The nature of long-term care communities is defined by the demographics of age and by impairment, both physical and cognitive. They are combined because the healthiest of older people will often remain living in the greater community, either alone, with a partner, or with extended family. When age and impairment coincide, death occurs in that community more frequently but with a different kind of shock than in the larger community.
There is no surprise in the fact that sick, old people die, but there is shock in the constant changing of the environment in a long-term care community. More residents die or move to higher levels of care because there were more of them concentrated in the one community. This academic explanation cannot describe the impact of these changes on staff, residents, families, and other visitors. The remarkable swiftness of the passage from life to death should never cease to amaze us but the frequency of the passage in long-term care settings can be distressing to all involved.

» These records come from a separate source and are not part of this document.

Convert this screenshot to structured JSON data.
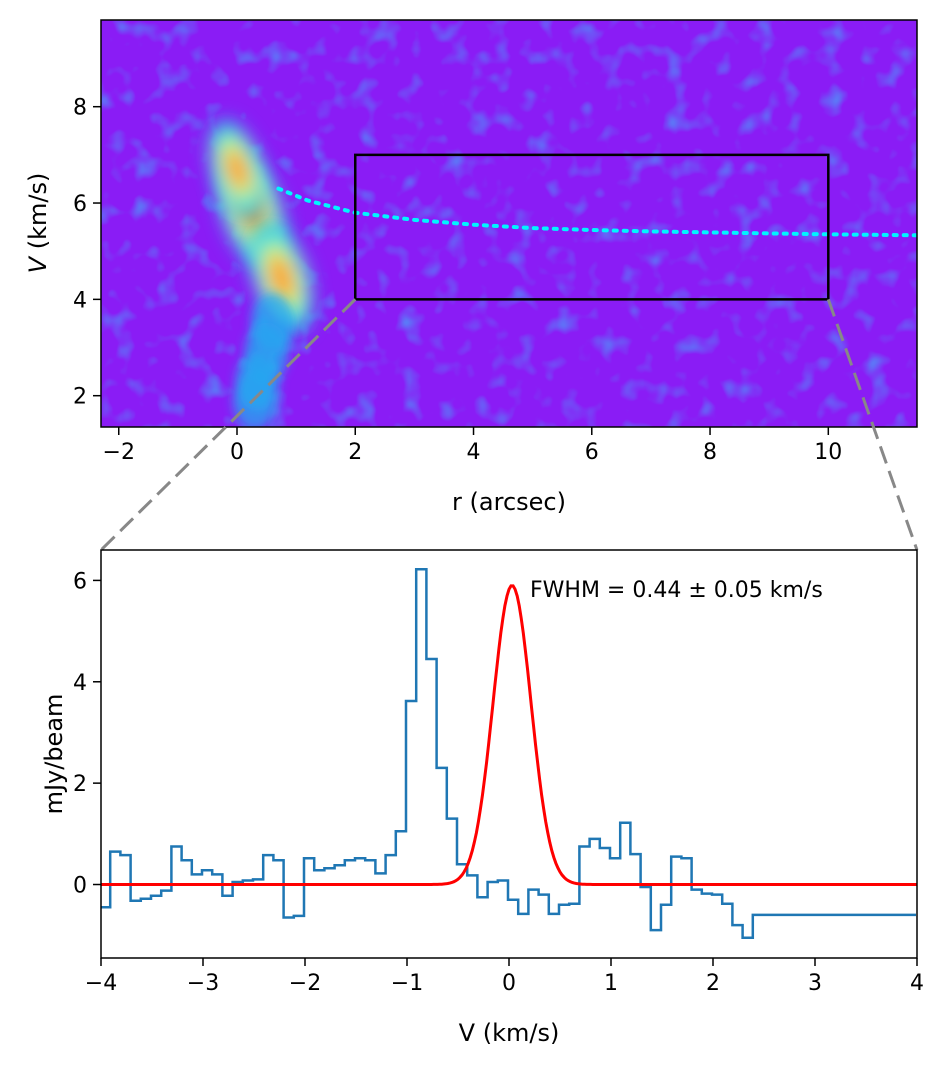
{
  "chart_data": [
    {
      "type": "heatmap",
      "title": "",
      "xlabel": "r (arcsec)",
      "ylabel_italic": "V",
      "ylabel_rest": " (km/s)",
      "xlim": [
        -2.3,
        11.5
      ],
      "ylim": [
        1.35,
        9.8
      ],
      "xticks": [
        "−2",
        "0",
        "2",
        "4",
        "6",
        "8",
        "10"
      ],
      "xtick_values": [
        -2,
        0,
        2,
        4,
        6,
        8,
        10
      ],
      "yticks": [
        "2",
        "4",
        "6",
        "8"
      ],
      "ytick_values": [
        2,
        4,
        6,
        8
      ],
      "colormap": "rainbow",
      "background_color": "#8a1cf5",
      "emission_peaks": [
        {
          "r": 0.25,
          "v": 5.85,
          "level": 1.0
        },
        {
          "r": 0.75,
          "v": 4.45,
          "level": 0.8
        },
        {
          "r": 0.0,
          "v": 6.7,
          "level": 0.55
        }
      ],
      "model_curve": {
        "color": "#00f5ff",
        "style": "dotted",
        "r": [
          0.7,
          1.2,
          2.0,
          3.0,
          4.0,
          5.0,
          6.0,
          7.0,
          8.0,
          9.0,
          10.0,
          11.5
        ],
        "v": [
          6.3,
          6.05,
          5.8,
          5.65,
          5.55,
          5.48,
          5.44,
          5.41,
          5.39,
          5.37,
          5.35,
          5.33
        ]
      },
      "zoom_box": {
        "r": [
          2,
          10
        ],
        "v": [
          4,
          7
        ],
        "color": "#000000"
      }
    },
    {
      "type": "line",
      "title": "",
      "xlabel": "V (km/s)",
      "ylabel": "mJy/beam",
      "xlim": [
        -4,
        4
      ],
      "ylim": [
        -1.45,
        6.6
      ],
      "xticks": [
        "−4",
        "−3",
        "−2",
        "−1",
        "0",
        "1",
        "2",
        "3",
        "4"
      ],
      "xtick_values": [
        -4,
        -3,
        -2,
        -1,
        0,
        1,
        2,
        3,
        4
      ],
      "yticks": [
        "0",
        "2",
        "4",
        "6"
      ],
      "ytick_values": [
        0,
        2,
        4,
        6
      ],
      "annotation": "FWHM = 0.44 ± 0.05 km/s",
      "series": [
        {
          "style": "steps",
          "color": "#1f77b4",
          "x": [
            -3.96,
            -3.86,
            -3.76,
            -3.66,
            -3.56,
            -3.46,
            -3.36,
            -3.26,
            -3.16,
            -3.06,
            -2.96,
            -2.86,
            -2.76,
            -2.66,
            -2.56,
            -2.46,
            -2.36,
            -2.26,
            -2.16,
            -2.06,
            -1.96,
            -1.86,
            -1.76,
            -1.66,
            -1.56,
            -1.46,
            -1.36,
            -1.26,
            -1.16,
            -1.06,
            -0.96,
            -0.86,
            -0.76,
            -0.66,
            -0.56,
            -0.46,
            -0.36,
            -0.26,
            -0.16,
            -0.06,
            0.04,
            0.14,
            0.24,
            0.34,
            0.44,
            0.54,
            0.64,
            0.74,
            0.84,
            0.94,
            1.04,
            1.14,
            1.24,
            1.34,
            1.44,
            1.54,
            1.64,
            1.74,
            1.84,
            1.94,
            2.04,
            2.14,
            2.24,
            2.34,
            2.44,
            2.54,
            2.64,
            2.74,
            2.84,
            2.94,
            3.04,
            3.14,
            3.24,
            3.34,
            3.44,
            3.54,
            3.64,
            3.74,
            3.84,
            3.94
          ],
          "y": [
            -0.45,
            0.65,
            0.58,
            -0.32,
            -0.28,
            -0.22,
            -0.12,
            0.75,
            0.48,
            0.2,
            0.28,
            0.2,
            -0.22,
            0.05,
            0.08,
            0.1,
            0.58,
            0.48,
            -0.65,
            -0.62,
            0.52,
            0.28,
            0.32,
            0.38,
            0.48,
            0.52,
            0.48,
            0.22,
            0.58,
            1.05,
            3.62,
            6.22,
            4.45,
            2.3,
            1.3,
            0.4,
            0.18,
            -0.25,
            0.05,
            0.08,
            -0.3,
            -0.58,
            -0.1,
            -0.2,
            -0.58,
            -0.4,
            -0.38,
            0.75,
            0.9,
            0.72,
            0.52,
            1.22,
            0.6,
            -0.05,
            -0.9,
            -0.4,
            0.55,
            0.52,
            -0.1,
            -0.18,
            -0.2,
            -0.38,
            -0.8,
            -1.05,
            -0.6,
            -0.6,
            -0.6,
            -0.6,
            -0.6,
            -0.6,
            -0.6,
            -0.6,
            -0.6,
            -0.6,
            -0.6,
            -0.6,
            -0.6,
            -0.6,
            -0.6,
            -0.6
          ]
        },
        {
          "style": "gaussian",
          "color": "#ff0000",
          "amplitude": 5.9,
          "center": 0.03,
          "fwhm": 0.44
        }
      ]
    }
  ]
}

In How We Die Dr. Sherwin Nuland points out that death has always been a subject of both terror and attraction to societies advanced and primitive. Since the beginning of the 20th century, people with access to modern medicine have expected that, if they did not die violent or accidental deaths, they could expect “a good death”—dignified, pain-free, with some conscious time to interact lucidly with loved ones. That rarely happens now and it rarely happened prior to the modern medical experience. The more medical interventions and the more sophisticated means used to defer death, the less likely the patient will experience whatever they perceived as “a good death.”